One of the most famous race horses of all times, Eclipse was foaled in England during an eclipse of the sun in 1764. The colt, who stood 15.2 hands, was not much for looks, but he had a proud heritage. It traced back directly to the Darley Arabian, one of the three founding sires of the thoroughbred race horse. (The others were the Byerly Turk and the Godolphin Barb.) Eclipse was bred by the Duke of Cumberland, second son of King George II, and when still a yearling was sold for about $400 to William Wildman, a prosperous meat salesman with a sporting turn. The colt early manifested such a nasty disposition it seemed probable that he would have to be gelded. Fortunately for the future of international horse racing and Dennis O'Kelly (who as Eclipse's later owner made over $100,000 in stud fees), Wildman refused to curb the horse's fiery spirit by this means. Instead he put Eclipse in the hands of a notoriously rough rider who worked the thoroughbred day and night. Even this rigorous treatment, however, had little effect. Eclipse ran like the wind and the harder he ran, the more the frisky thoroughbred seemed to enjoy himself.
Because of the grueling four-mile-heat system of racing, which meant an eight-to-12-mile run under saddle in a single afternoon, horses before 1776 did not race until they had reached at least five years of age. When Eclipse reached this age he started in his first race on May 3, 1769 at Epsom Downs.
This first turf appearance was the usual race of the best two out of three four-mile heats. One of the bettors, a wealthy Irishman named Dennis O'Kelly who had made a fortune gambling, watched the blaze-faced chestnut win the first heat handily. O'Kelly was so impressed with Eclipse's performance that he shrewdly bet he could name the order in which each horse would finish. Asked for his wager, he cried prophetically: "Eclipse first, the rest nowhere." The prediction was correct, and the phrase became famous. After Eclipse repeated his performance in his second race at Ascot, O'Kelly persuaded Wildman to sell him a half interest in the horse for about $3,250. By 1770 Wildman had foolishly signed away the remaining half interest to O'Kelly for another $5,500. So a horse who was responsible either directly, or through his get, for hundreds of millions of dollars changing hands was snapped up for a few thousand by a gambler with vision.
Eclipse raced only three seasons, winning all his 26 starts and 11 King's Plates. In 10 of the races he carried the unusually heavy load of 12 stone (168 pounds). He was never defeated or even extended, and he beat by at least 200 yards the best horses in England. In October 1771 he raced for the last time, as a 7-year-old, at Newmarket.
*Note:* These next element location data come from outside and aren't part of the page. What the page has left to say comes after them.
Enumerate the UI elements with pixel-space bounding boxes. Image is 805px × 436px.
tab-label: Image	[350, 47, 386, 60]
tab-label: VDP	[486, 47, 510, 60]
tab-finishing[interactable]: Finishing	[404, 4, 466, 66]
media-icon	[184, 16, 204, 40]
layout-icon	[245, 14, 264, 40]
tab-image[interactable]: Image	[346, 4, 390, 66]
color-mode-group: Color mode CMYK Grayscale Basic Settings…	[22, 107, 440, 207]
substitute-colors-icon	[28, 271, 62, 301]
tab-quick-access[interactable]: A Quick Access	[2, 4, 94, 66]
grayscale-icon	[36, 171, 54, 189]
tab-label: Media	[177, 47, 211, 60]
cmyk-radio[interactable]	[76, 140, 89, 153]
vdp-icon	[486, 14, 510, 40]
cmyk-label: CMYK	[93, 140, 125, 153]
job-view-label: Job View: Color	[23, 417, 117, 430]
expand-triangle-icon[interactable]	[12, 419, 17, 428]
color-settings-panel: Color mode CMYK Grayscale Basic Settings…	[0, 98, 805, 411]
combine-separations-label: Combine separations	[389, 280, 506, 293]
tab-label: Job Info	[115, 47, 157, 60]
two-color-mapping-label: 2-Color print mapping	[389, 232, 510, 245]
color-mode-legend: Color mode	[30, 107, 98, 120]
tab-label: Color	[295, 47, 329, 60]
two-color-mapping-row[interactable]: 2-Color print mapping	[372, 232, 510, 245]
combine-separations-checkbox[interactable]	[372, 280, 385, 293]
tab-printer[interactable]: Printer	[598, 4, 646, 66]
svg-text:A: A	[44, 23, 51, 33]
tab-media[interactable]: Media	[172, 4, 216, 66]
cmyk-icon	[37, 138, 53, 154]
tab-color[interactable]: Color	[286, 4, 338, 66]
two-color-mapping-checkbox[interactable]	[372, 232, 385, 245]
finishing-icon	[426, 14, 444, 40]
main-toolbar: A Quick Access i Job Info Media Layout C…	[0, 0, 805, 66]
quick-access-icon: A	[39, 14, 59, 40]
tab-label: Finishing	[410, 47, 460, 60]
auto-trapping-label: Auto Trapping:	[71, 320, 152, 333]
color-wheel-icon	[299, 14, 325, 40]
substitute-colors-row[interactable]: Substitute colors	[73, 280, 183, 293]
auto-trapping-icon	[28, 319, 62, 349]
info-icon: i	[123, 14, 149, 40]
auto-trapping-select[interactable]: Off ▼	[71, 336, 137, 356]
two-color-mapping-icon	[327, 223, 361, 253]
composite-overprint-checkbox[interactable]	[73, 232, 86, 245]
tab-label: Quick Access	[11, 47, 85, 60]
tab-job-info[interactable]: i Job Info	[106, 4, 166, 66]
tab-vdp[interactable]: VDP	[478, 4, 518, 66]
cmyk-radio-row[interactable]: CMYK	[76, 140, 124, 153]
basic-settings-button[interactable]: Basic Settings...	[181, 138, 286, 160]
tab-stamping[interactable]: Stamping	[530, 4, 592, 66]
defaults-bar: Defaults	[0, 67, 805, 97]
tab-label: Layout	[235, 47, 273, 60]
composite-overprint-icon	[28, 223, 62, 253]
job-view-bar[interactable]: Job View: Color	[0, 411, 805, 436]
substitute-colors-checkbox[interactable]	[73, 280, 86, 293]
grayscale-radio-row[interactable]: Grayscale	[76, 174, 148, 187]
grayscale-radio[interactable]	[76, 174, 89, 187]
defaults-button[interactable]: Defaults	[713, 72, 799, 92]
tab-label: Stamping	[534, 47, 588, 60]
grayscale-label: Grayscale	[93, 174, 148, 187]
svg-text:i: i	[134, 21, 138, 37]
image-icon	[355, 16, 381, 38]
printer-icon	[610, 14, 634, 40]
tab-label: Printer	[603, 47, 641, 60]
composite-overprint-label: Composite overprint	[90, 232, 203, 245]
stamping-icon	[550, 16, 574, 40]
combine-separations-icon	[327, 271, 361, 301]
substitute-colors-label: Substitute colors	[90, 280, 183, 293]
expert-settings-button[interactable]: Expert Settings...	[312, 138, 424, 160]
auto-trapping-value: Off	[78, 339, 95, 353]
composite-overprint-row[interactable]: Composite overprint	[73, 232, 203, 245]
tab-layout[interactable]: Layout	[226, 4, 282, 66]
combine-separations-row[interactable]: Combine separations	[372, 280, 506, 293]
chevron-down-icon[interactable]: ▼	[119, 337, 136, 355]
After that, O'Kelly retired Eclipse to stud and English racing again became a competitive contest.
Eclipse was so famous in his day that the average Britisher knew him as well as he knew the king himself. His portrait was painted at least a dozen times (see one of them above). One artist painted him seven times, and one horse lover, Lord Roseberry, owned eight portraits of him well over a hundred years after the horse's death. Even the British Museum displayed an engraving of him on its sacrosanct walls. He died at the age of 25 in 1789, and the public scrambled to own and marvel at his remains. His skeleton was mounted and earnestly studied by scientists, who wrote profound treatises explaining the horse's ability to run. His heart was reverently weighed and found to be five pounds heavier than that of the average horse. His mane and tail were woven into a racing trophy (the Newmarket Challenge Whip) and one mounted hoof acquired by royalty. Even 109 years after Eclipse's death an-Englishman proudly left his heirs a cherished fragment of Eclipse's hide. The interest in the relics of Eclipse was so great that a brisk business sprang up in ersatz remains of the horse. At least six "undoubted" skeletons and nine "authentic" feet were foisted on a gullible and souvenir-seeking public. Dennis O'Kelly, who would have delighted in such a daring business enterprise, wasn't there to see it, for he had died of the gout a little more than a year earlier than his horse.
Today the legendary Eclipse is as well known as he was when O'Kelly owned him. He is remembered not only for his incomparable racing, but for the number of worthy descendants he left the turf world: Gallant Fox, Whirlaway, Assault, Citation and Nashua, among others familiar to American horse lovers. Eclipse and two other sires, Matchem and Herod (who carried on the lines of the Godolphin Barb and the Byerly Turk respectively), are responsible for every racing thoroughbred alive today. Eclipse's get won two out of three of the first century and a half of Epsom Derbies: such victories as Young Eclipse in 1781, Waxy in 1793, Whalebone in 1810, Blair Athol in 1864, Galopin in 1875. At this year's Kentucky Derby, Swaps became the 63rd descendant of Eclipse to win the 81-year-old American classic. Only 18 descendants of Matchem and Herod together have been winners in the U.S. derby. Eclipse's blood, transmitted through his famous sons, has proved to be the most valuable of any horse on record. The fractious chestnut eclipsed them all.